61: Atitude que seria como o puro negativo da “obediência passiva” aos poderes estabelecidos preconizada por Berkeley (De l’obéissance passive, Paris, Vrin, 1983).

 

 

“A genealogia do neoliberalismo que ensaiamos nesta obra ensina que a nova razão do mundo não é um destino necessário que subjuga a humanidade. Ao contrário da Razão hegeliana, ela não é a razão da história humana; ela é, de ponta a ponta, histórica, isto é, relativa a condições estritamente singulares que nada permite que sejam pensadas como insuperáveis. O fundamental é compreender que nada pode nos eximir da tarefa de promover outra racionalidade. É por isso que a crença de que a crise financeira anuncia por si só o fim do capitalismo neoliberal é a pior das crenças. Talvez agrade aos que pensam ver a realidade antecipar-se a seus desejos sem que precisem mexer um único dedo. Seguramente conforta os que encontram motivo nisso para congratular-se por sua “clarividência” passada. No fundo, é a forma menos aceitável de renúncia intelectual e política.
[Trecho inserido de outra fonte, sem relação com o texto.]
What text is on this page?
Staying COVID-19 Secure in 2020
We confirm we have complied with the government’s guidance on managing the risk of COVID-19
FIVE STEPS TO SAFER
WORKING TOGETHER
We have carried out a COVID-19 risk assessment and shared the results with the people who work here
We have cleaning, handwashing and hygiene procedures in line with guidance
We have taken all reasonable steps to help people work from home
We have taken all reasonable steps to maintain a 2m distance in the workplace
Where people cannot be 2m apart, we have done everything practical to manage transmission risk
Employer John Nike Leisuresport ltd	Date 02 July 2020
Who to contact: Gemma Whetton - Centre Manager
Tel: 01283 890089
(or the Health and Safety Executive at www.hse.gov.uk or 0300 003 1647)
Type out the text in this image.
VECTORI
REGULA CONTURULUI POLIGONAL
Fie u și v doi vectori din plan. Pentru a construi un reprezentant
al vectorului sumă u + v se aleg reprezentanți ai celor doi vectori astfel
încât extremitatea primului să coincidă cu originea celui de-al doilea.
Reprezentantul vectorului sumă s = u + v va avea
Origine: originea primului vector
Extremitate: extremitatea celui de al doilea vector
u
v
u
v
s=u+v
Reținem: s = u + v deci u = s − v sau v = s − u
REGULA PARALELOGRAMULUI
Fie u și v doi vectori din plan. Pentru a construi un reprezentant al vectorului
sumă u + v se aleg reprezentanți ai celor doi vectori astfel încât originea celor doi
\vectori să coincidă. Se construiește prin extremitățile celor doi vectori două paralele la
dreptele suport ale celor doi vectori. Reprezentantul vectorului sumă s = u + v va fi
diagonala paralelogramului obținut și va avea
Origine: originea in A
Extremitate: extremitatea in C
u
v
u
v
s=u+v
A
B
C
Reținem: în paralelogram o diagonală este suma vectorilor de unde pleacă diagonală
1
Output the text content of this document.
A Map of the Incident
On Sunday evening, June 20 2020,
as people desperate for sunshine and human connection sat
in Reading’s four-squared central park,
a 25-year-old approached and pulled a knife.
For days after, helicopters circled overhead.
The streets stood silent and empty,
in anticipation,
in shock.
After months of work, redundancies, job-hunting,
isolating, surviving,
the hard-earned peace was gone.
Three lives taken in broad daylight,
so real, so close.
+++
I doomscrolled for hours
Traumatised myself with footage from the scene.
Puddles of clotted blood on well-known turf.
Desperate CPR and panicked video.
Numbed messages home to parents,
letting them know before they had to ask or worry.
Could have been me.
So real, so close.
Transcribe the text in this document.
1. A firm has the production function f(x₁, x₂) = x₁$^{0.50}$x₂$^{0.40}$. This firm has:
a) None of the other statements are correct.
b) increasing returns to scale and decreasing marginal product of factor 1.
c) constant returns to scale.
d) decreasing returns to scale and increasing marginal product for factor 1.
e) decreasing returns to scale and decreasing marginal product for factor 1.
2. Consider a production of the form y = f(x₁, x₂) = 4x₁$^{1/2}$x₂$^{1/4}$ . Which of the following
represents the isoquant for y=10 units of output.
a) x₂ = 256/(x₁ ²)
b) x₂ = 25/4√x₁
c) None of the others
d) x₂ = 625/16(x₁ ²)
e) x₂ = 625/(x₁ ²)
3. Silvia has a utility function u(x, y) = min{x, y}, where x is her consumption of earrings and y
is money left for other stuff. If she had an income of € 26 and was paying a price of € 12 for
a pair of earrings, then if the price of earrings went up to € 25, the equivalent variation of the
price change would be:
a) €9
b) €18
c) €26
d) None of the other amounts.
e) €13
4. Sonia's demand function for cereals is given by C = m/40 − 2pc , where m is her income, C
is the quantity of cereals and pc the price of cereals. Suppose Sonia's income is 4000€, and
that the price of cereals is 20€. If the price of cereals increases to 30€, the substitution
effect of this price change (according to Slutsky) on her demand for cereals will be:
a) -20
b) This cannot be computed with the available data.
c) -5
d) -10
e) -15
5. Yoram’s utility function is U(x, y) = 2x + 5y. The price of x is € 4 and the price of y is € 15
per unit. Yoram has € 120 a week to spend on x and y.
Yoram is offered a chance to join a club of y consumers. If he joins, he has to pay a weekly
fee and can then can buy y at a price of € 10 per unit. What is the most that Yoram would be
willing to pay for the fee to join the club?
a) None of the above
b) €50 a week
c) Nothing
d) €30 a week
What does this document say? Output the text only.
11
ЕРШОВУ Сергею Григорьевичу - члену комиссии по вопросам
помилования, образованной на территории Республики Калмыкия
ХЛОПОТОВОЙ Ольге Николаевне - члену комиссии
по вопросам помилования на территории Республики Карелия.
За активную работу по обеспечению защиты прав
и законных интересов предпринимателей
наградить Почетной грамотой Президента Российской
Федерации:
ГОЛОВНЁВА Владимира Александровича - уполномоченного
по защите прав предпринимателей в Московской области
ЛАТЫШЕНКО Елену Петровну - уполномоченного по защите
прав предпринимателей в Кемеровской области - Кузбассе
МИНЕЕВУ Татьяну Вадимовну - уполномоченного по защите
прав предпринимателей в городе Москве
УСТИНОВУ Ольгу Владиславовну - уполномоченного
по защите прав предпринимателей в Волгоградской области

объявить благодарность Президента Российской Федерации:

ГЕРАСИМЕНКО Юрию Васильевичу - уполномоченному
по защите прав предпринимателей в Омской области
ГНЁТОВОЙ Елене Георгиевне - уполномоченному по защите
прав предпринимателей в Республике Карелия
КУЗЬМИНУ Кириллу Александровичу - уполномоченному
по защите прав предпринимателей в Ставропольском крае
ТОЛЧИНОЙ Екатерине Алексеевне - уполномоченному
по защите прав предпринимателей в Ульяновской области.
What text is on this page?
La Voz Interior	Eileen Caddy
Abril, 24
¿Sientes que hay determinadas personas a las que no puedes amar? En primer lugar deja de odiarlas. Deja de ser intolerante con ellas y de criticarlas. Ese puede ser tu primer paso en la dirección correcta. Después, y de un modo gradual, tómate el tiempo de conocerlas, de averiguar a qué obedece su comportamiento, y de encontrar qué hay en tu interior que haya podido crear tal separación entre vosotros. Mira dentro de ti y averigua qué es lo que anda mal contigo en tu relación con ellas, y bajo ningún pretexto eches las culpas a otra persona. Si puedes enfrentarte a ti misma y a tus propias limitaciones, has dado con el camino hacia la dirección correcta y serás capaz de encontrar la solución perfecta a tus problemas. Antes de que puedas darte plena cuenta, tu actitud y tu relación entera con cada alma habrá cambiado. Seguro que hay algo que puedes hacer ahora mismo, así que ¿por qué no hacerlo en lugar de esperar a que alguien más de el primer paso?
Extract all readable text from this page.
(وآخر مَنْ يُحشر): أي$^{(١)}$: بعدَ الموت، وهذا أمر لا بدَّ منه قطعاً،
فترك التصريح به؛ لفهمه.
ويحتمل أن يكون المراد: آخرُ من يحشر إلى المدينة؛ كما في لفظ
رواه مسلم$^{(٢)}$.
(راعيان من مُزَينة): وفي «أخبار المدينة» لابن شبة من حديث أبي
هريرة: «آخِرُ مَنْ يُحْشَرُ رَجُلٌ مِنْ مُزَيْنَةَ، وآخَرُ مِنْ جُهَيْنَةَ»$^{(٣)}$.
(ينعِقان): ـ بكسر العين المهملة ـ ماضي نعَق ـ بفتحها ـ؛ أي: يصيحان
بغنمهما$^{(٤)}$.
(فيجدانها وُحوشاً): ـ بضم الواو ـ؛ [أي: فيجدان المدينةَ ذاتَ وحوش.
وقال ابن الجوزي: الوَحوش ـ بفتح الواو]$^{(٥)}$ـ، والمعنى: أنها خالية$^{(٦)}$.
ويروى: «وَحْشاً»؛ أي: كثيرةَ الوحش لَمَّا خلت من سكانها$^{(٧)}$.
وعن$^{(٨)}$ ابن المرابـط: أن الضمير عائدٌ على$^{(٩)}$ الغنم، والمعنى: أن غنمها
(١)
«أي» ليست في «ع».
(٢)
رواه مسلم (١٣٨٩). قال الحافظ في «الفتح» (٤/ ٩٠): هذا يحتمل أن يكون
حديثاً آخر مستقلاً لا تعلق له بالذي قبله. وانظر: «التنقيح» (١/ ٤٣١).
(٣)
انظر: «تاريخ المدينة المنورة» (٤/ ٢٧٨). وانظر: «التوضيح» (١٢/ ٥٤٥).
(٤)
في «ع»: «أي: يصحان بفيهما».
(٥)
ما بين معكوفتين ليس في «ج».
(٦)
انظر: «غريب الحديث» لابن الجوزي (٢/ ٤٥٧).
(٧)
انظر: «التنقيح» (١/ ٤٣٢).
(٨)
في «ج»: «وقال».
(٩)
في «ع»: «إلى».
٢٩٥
O capitalismo neoliberal não cairá como uma “fruta madura” por suas contradições internas, e os traders não serão a contragosto os “coveiros” inopinados desse capitalismo. Marx já dizia com força: “A história não faz nada63. Existem apenas homens que agem em condições dadas e, por sua ação, tentam abrir um futuro para eles. Cabe a nós permitir que um novo sentido do possível abra caminho. O governo dos homens pode alinhar-se a outros horizontes, além daqueles da maximização do desempenho, da produção ilimitada, do controle generalizado. Ele pode sustentar-se num governo de si mesmo que leva a outras relações com os outros, além daquelas da concorrência entre “atores autoempreendedores”. As práticas de “comunização” do saber, de assistência mútua, de trabalho cooperativo podem indicar os traços de outra razão do mundo. Não saberíamos designar melhor essa razão alternativa senão pela razão do comum.”

63: Karl Marx, OEuvres III (Paris, Gallimard, 1982, coleção La Pléiade), p. 526.